On Sun, Jan 9, 2011 at 11:41 AM, Magnus Therning <magnus@therning.org>wrote:
On 09/01/11 18:21, Thomas S Hatch wrote:
Yes magnus, arch has pkgstats which is similar to popcon, but the instalation is completely volountary.
Doing anything but a voluntary thing would be VERY difficult for many reasons I think ;-)
it is a good resource, but something more granular would be nice.
What do you mean by "more granular"?
/M
-- Magnus Therning OpenPGP: 0xAB4DFBA4 email: magnus@therning.org jabber: magnus@therning.org twitter: magthe http://therning.org/magnus
Right, it needs to be voluntary, of course :), but the problem is that the results of the pkgstats, while useful, are still singled out to a subset of users. This of course breaks the reliability of the statistical analysis. So pkgstats is a good indicator of package use, such that if a package shows up a lot on pkgstats then we have a viable indication of popularity. But the opposite cannot be reliably assessed, this is because the subset of users using pkgstats does not reflect a random sampling of users, therefore, statistically it is very feasible for there to be large unrepresented swaths of users. By "granular" I mean "more accurate", the problem here is of course is the question of how this is done. The Fedora project uses a system called smolt to track Fedora installations, it runs during the firstboot process and returns a monthly report to Fedora about hardware and installation information. Fedora feels somewhat confident that smolt returns fairly accurate information, mostly because it is turned on by default. But even then, it can only reflect a subset, since it is still opt in and client side. The next argument would be to incorporate a server side solution, that just traces how many times individual files are downloaded. The problem here is that it requires that we ask the mirrors to all run mirror side traces, and I highly doubt they would all go for it. I imagine there are other solutions to the problem, but the reality is that open source is by its nature viral, and tracking this stuff is murder. So removing something from community and placing it in the AUR is difficult, primarily because we cannot be sure that it is not being used.
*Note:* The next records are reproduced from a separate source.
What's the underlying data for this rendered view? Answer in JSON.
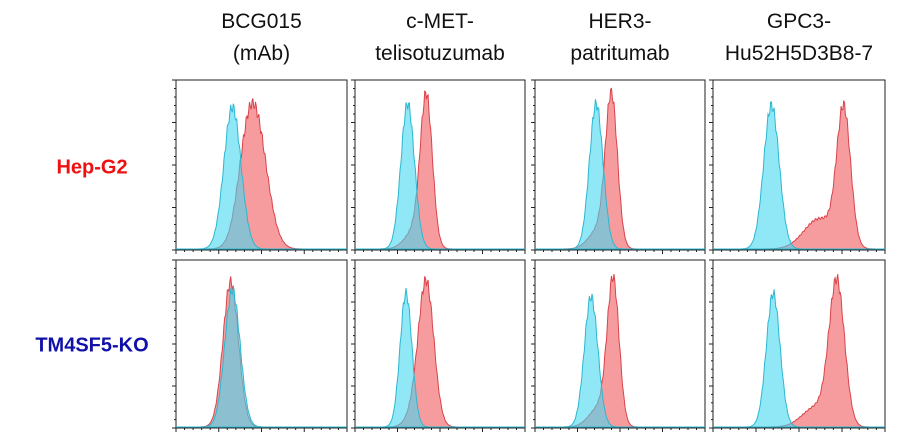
{
  "columns": [
    {
      "lines": [
        "BCG015",
        "(mAb)"
      ]
    },
    {
      "lines": [
        "c-MET-",
        "telisotuzumab"
      ]
    },
    {
      "lines": [
        "HER3-",
        "patritumab"
      ]
    },
    {
      "lines": [
        "GPC3-",
        "Hu52H5D3B8-7"
      ]
    }
  ],
  "rows": [
    {
      "label": "Hep-G2",
      "color": "#ee1111"
    },
    {
      "label": "TM4SF5-KO",
      "color": "#1111aa"
    }
  ]
}
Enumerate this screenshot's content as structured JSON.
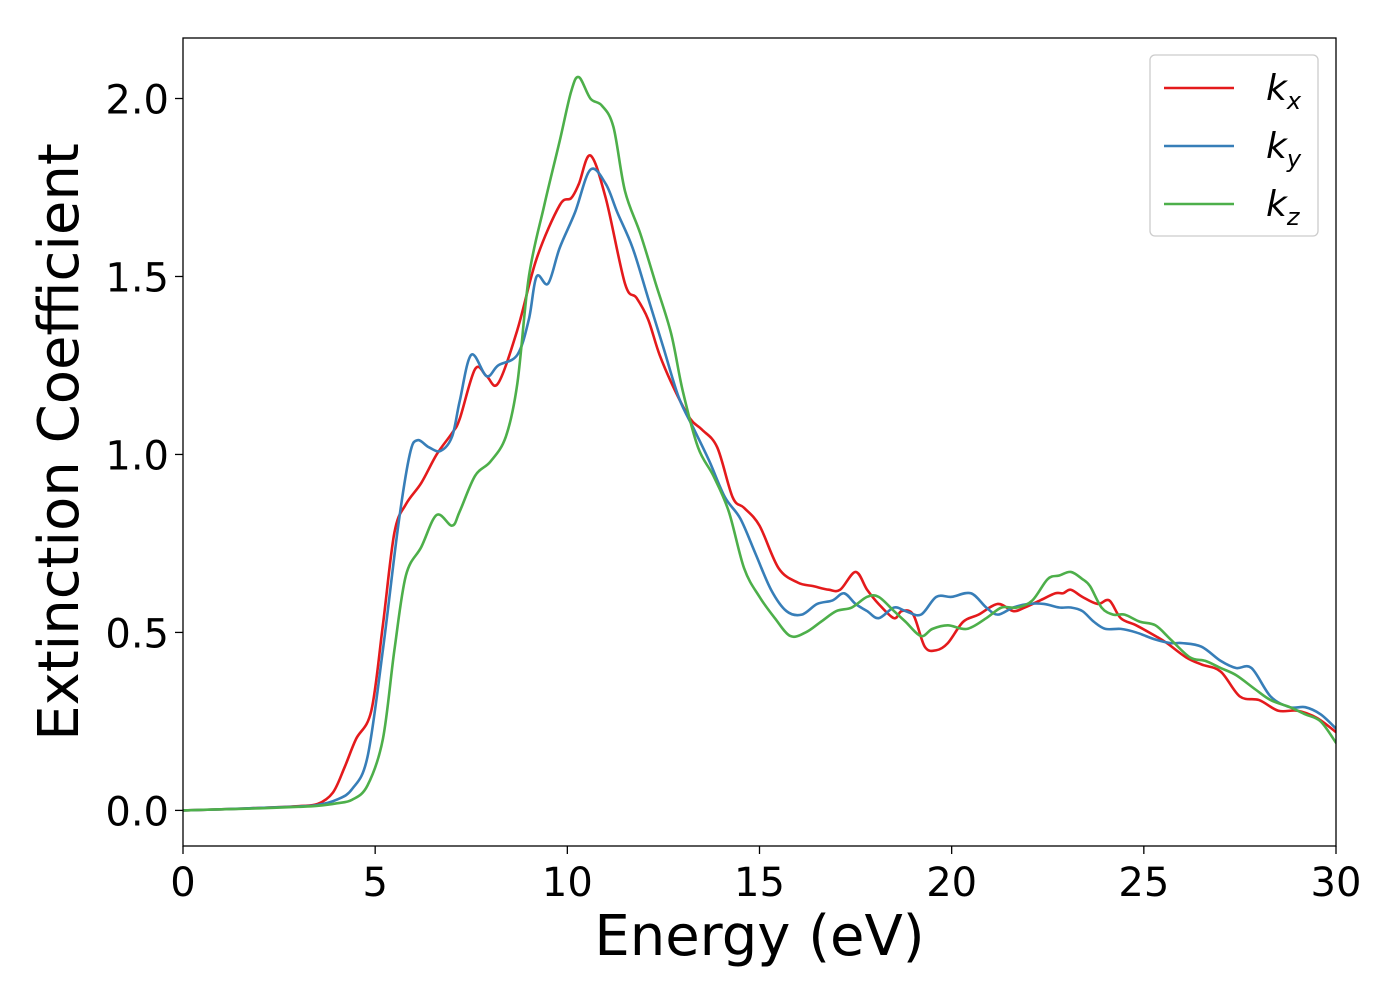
{
  "chart_data": {
    "type": "line",
    "xlabel": "Energy (eV)",
    "ylabel": "Extinction Coefficient",
    "xlim": [
      0,
      30
    ],
    "ylim": [
      -0.1,
      2.17
    ],
    "xticks": [
      0,
      5,
      10,
      15,
      20,
      25,
      30
    ],
    "yticks": [
      0.0,
      0.5,
      1.0,
      1.5,
      2.0
    ],
    "xtick_labels": [
      "0",
      "5",
      "10",
      "15",
      "20",
      "25",
      "30"
    ],
    "ytick_labels": [
      "0.0",
      "0.5",
      "1.0",
      "1.5",
      "2.0"
    ],
    "grid": false,
    "legend_position": "top-right",
    "series": [
      {
        "name": "k_x",
        "label_main": "k",
        "label_sub": "x",
        "color": "#e41a1c",
        "x": [
          0,
          1,
          2,
          3,
          3.5,
          3.9,
          4.2,
          4.5,
          4.9,
          5.2,
          5.5,
          5.8,
          6.2,
          6.6,
          7.0,
          7.2,
          7.6,
          7.9,
          8.2,
          8.7,
          9.2,
          9.8,
          10.1,
          10.3,
          10.6,
          11.0,
          11.5,
          11.8,
          12.1,
          12.4,
          12.8,
          13.2,
          13.5,
          13.9,
          14.3,
          14.6,
          15.0,
          15.5,
          16.0,
          16.4,
          16.8,
          17.1,
          17.5,
          17.8,
          18.1,
          18.5,
          18.7,
          19.0,
          19.3,
          19.6,
          19.9,
          20.3,
          20.7,
          21.2,
          21.6,
          21.9,
          22.3,
          22.7,
          22.9,
          23.1,
          23.4,
          23.8,
          24.1,
          24.4,
          24.8,
          25.3,
          25.6,
          26.1,
          26.5,
          27.0,
          27.5,
          28.0,
          28.5,
          29.0,
          29.5,
          30.0
        ],
        "y": [
          0.0,
          0.003,
          0.007,
          0.012,
          0.018,
          0.05,
          0.12,
          0.2,
          0.28,
          0.52,
          0.78,
          0.86,
          0.92,
          1.0,
          1.06,
          1.1,
          1.24,
          1.22,
          1.2,
          1.35,
          1.55,
          1.7,
          1.72,
          1.76,
          1.84,
          1.72,
          1.48,
          1.44,
          1.38,
          1.28,
          1.18,
          1.1,
          1.07,
          1.02,
          0.88,
          0.85,
          0.8,
          0.68,
          0.64,
          0.63,
          0.62,
          0.62,
          0.67,
          0.62,
          0.58,
          0.54,
          0.56,
          0.55,
          0.46,
          0.45,
          0.47,
          0.53,
          0.55,
          0.58,
          0.56,
          0.57,
          0.59,
          0.61,
          0.61,
          0.62,
          0.6,
          0.58,
          0.59,
          0.54,
          0.52,
          0.49,
          0.47,
          0.43,
          0.41,
          0.39,
          0.32,
          0.31,
          0.28,
          0.28,
          0.26,
          0.22
        ]
      },
      {
        "name": "k_y",
        "label_main": "k",
        "label_sub": "y",
        "color": "#377eb8",
        "x": [
          0,
          1,
          2,
          3,
          3.5,
          4.0,
          4.4,
          4.8,
          5.2,
          5.6,
          5.9,
          6.1,
          6.4,
          6.7,
          7.0,
          7.2,
          7.5,
          7.9,
          8.2,
          8.7,
          9.0,
          9.2,
          9.5,
          9.8,
          10.2,
          10.6,
          11.0,
          11.3,
          11.7,
          12.1,
          12.5,
          12.9,
          13.3,
          13.7,
          14.1,
          14.5,
          14.9,
          15.3,
          15.7,
          16.1,
          16.5,
          16.9,
          17.2,
          17.5,
          17.8,
          18.1,
          18.5,
          18.8,
          19.2,
          19.6,
          20.0,
          20.5,
          20.9,
          21.2,
          21.6,
          22.0,
          22.4,
          22.8,
          23.1,
          23.4,
          23.7,
          24.0,
          24.4,
          24.8,
          25.3,
          25.7,
          26.0,
          26.5,
          27.0,
          27.4,
          27.8,
          28.3,
          28.8,
          29.2,
          29.6,
          30.0
        ],
        "y": [
          0.0,
          0.003,
          0.007,
          0.011,
          0.015,
          0.03,
          0.06,
          0.15,
          0.45,
          0.8,
          1.0,
          1.04,
          1.02,
          1.01,
          1.05,
          1.15,
          1.28,
          1.22,
          1.25,
          1.28,
          1.38,
          1.5,
          1.48,
          1.58,
          1.68,
          1.8,
          1.76,
          1.68,
          1.58,
          1.44,
          1.3,
          1.16,
          1.07,
          0.98,
          0.88,
          0.82,
          0.72,
          0.62,
          0.56,
          0.55,
          0.58,
          0.59,
          0.61,
          0.58,
          0.56,
          0.54,
          0.57,
          0.56,
          0.55,
          0.6,
          0.6,
          0.61,
          0.57,
          0.55,
          0.57,
          0.58,
          0.58,
          0.57,
          0.57,
          0.56,
          0.53,
          0.51,
          0.51,
          0.5,
          0.48,
          0.47,
          0.47,
          0.46,
          0.42,
          0.4,
          0.4,
          0.32,
          0.29,
          0.29,
          0.27,
          0.23
        ]
      },
      {
        "name": "k_z",
        "label_main": "k",
        "label_sub": "z",
        "color": "#4daf4a",
        "x": [
          0,
          1,
          2,
          3,
          3.5,
          4.0,
          4.4,
          4.8,
          5.2,
          5.5,
          5.8,
          6.2,
          6.6,
          7.0,
          7.2,
          7.6,
          8.0,
          8.4,
          8.7,
          9.0,
          9.4,
          9.8,
          10.1,
          10.3,
          10.6,
          10.9,
          11.2,
          11.5,
          11.9,
          12.3,
          12.7,
          13.0,
          13.4,
          13.8,
          14.2,
          14.6,
          15.0,
          15.4,
          15.8,
          16.2,
          16.6,
          17.0,
          17.4,
          17.8,
          18.1,
          18.5,
          18.8,
          19.2,
          19.5,
          19.9,
          20.4,
          20.9,
          21.3,
          21.7,
          22.1,
          22.5,
          22.8,
          23.1,
          23.4,
          23.6,
          23.9,
          24.2,
          24.5,
          24.9,
          25.3,
          25.7,
          26.2,
          26.6,
          27.0,
          27.4,
          27.9,
          28.3,
          28.8,
          29.2,
          29.6,
          30.0
        ],
        "y": [
          0.0,
          0.003,
          0.006,
          0.01,
          0.013,
          0.02,
          0.03,
          0.07,
          0.2,
          0.45,
          0.66,
          0.74,
          0.83,
          0.8,
          0.84,
          0.94,
          0.98,
          1.05,
          1.2,
          1.5,
          1.7,
          1.88,
          2.02,
          2.06,
          2.0,
          1.98,
          1.92,
          1.74,
          1.62,
          1.48,
          1.34,
          1.18,
          1.02,
          0.94,
          0.84,
          0.68,
          0.6,
          0.54,
          0.49,
          0.5,
          0.53,
          0.56,
          0.57,
          0.6,
          0.6,
          0.56,
          0.53,
          0.49,
          0.51,
          0.52,
          0.51,
          0.54,
          0.57,
          0.57,
          0.59,
          0.65,
          0.66,
          0.67,
          0.65,
          0.63,
          0.57,
          0.55,
          0.55,
          0.53,
          0.52,
          0.48,
          0.43,
          0.42,
          0.4,
          0.38,
          0.34,
          0.31,
          0.29,
          0.27,
          0.25,
          0.19
        ]
      }
    ]
  }
}
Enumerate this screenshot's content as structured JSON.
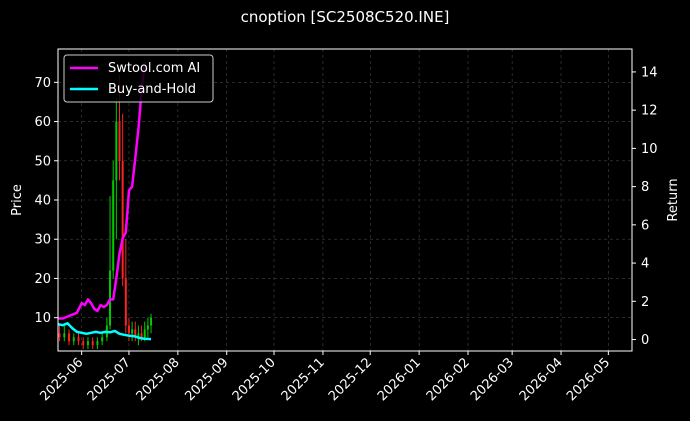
{
  "chart_data": {
    "type": "line",
    "title": "cnoption [SC2508C520.INE]",
    "xlabel": "",
    "ylabel": "Price",
    "ylabel_right": "Return",
    "x_ticks": [
      "2025-06",
      "2025-07",
      "2025-08",
      "2025-09",
      "2025-10",
      "2025-11",
      "2025-12",
      "2026-01",
      "2026-02",
      "2026-03",
      "2026-04",
      "2026-05"
    ],
    "xlim": [
      "2025-05-17",
      "2026-05-16"
    ],
    "y_left": {
      "ticks": [
        10,
        20,
        30,
        40,
        50,
        60,
        70
      ],
      "lim": [
        1.5,
        78.5
      ]
    },
    "y_right": {
      "ticks": [
        0,
        2,
        4,
        6,
        8,
        10,
        12,
        14
      ],
      "lim": [
        -0.6,
        15.2
      ]
    },
    "grid": true,
    "legend_placement": "top-left",
    "colors": {
      "background": "#000000",
      "text": "#ffffff",
      "grid": "#444444",
      "ai": "#ff00ff",
      "bh": "#00ffff",
      "up": "#00cc00",
      "down": "#ff2222"
    },
    "series": [
      {
        "name": "Swtool.com AI",
        "axis": "right",
        "x": [
          "2025-05-17",
          "2025-05-20",
          "2025-05-23",
          "2025-05-26",
          "2025-05-29",
          "2025-06-01",
          "2025-06-03",
          "2025-06-05",
          "2025-06-07",
          "2025-06-09",
          "2025-06-11",
          "2025-06-13",
          "2025-06-15",
          "2025-06-17",
          "2025-06-19",
          "2025-06-21",
          "2025-06-23",
          "2025-06-25",
          "2025-06-27",
          "2025-06-29",
          "2025-07-01",
          "2025-07-03",
          "2025-07-05",
          "2025-07-07",
          "2025-07-09",
          "2025-07-11"
        ],
        "values": [
          1.1,
          1.1,
          1.2,
          1.3,
          1.4,
          1.9,
          1.8,
          2.1,
          1.9,
          1.6,
          1.5,
          1.8,
          1.7,
          1.8,
          2.1,
          2.1,
          3.2,
          4.5,
          5.3,
          5.6,
          7.8,
          8.0,
          9.5,
          11.0,
          13.0,
          14.5
        ]
      },
      {
        "name": "Buy-and-Hold",
        "axis": "right",
        "x": [
          "2025-05-17",
          "2025-05-20",
          "2025-05-23",
          "2025-05-26",
          "2025-05-29",
          "2025-06-01",
          "2025-06-04",
          "2025-06-07",
          "2025-06-10",
          "2025-06-13",
          "2025-06-16",
          "2025-06-19",
          "2025-06-22",
          "2025-06-25",
          "2025-06-28",
          "2025-07-01",
          "2025-07-04",
          "2025-07-07",
          "2025-07-10",
          "2025-07-15"
        ],
        "values": [
          0.8,
          0.75,
          0.85,
          0.6,
          0.4,
          0.35,
          0.3,
          0.35,
          0.4,
          0.35,
          0.4,
          0.38,
          0.45,
          0.3,
          0.25,
          0.2,
          0.18,
          0.1,
          0.05,
          0.02
        ]
      }
    ],
    "candles": {
      "axis": "left",
      "x": [
        "2025-05-18",
        "2025-05-21",
        "2025-05-24",
        "2025-05-27",
        "2025-05-30",
        "2025-06-02",
        "2025-06-05",
        "2025-06-08",
        "2025-06-11",
        "2025-06-14",
        "2025-06-17",
        "2025-06-19",
        "2025-06-21",
        "2025-06-23",
        "2025-06-25",
        "2025-06-27",
        "2025-06-29",
        "2025-07-01",
        "2025-07-03",
        "2025-07-05",
        "2025-07-07",
        "2025-07-09",
        "2025-07-11",
        "2025-07-13",
        "2025-07-15"
      ],
      "open": [
        6,
        5,
        6,
        4,
        5,
        4,
        3,
        4,
        3,
        4,
        5,
        8,
        22,
        45,
        60,
        50,
        20,
        8,
        6,
        7,
        5,
        6,
        5,
        7,
        8
      ],
      "close": [
        5,
        6,
        4,
        5,
        4,
        3,
        4,
        3,
        4,
        5,
        8,
        22,
        45,
        60,
        50,
        20,
        8,
        6,
        7,
        5,
        6,
        5,
        7,
        8,
        10
      ],
      "high": [
        8,
        8,
        7,
        6,
        6,
        5,
        5,
        5,
        5,
        6,
        10,
        41,
        50,
        66,
        72,
        62,
        30,
        10,
        9,
        9,
        8,
        8,
        9,
        10,
        11
      ],
      "low": [
        4,
        4,
        3,
        3,
        3,
        2,
        2,
        2,
        2,
        3,
        4,
        7,
        20,
        30,
        45,
        18,
        6,
        4,
        4,
        4,
        3,
        4,
        4,
        5,
        6
      ]
    }
  }
}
Unfortunately this method "ask around" has a number of holes too. I know that there are criteria for bringing a package into community, I wonder if a set of criteria or lightweight process for package removal from community would be a good idea. The way distributions like debian and Fedora handle this problem is by just packaging everything - and we don't quite have the man power and interest (all be it Arch is getting close, we have a lot of Devs and TUs now). But also there is a question, a strong question, about whether or not that would be an Arch philosophy solution at all. The AUR and the easy path to package inclusion is one of the things that make Arch great.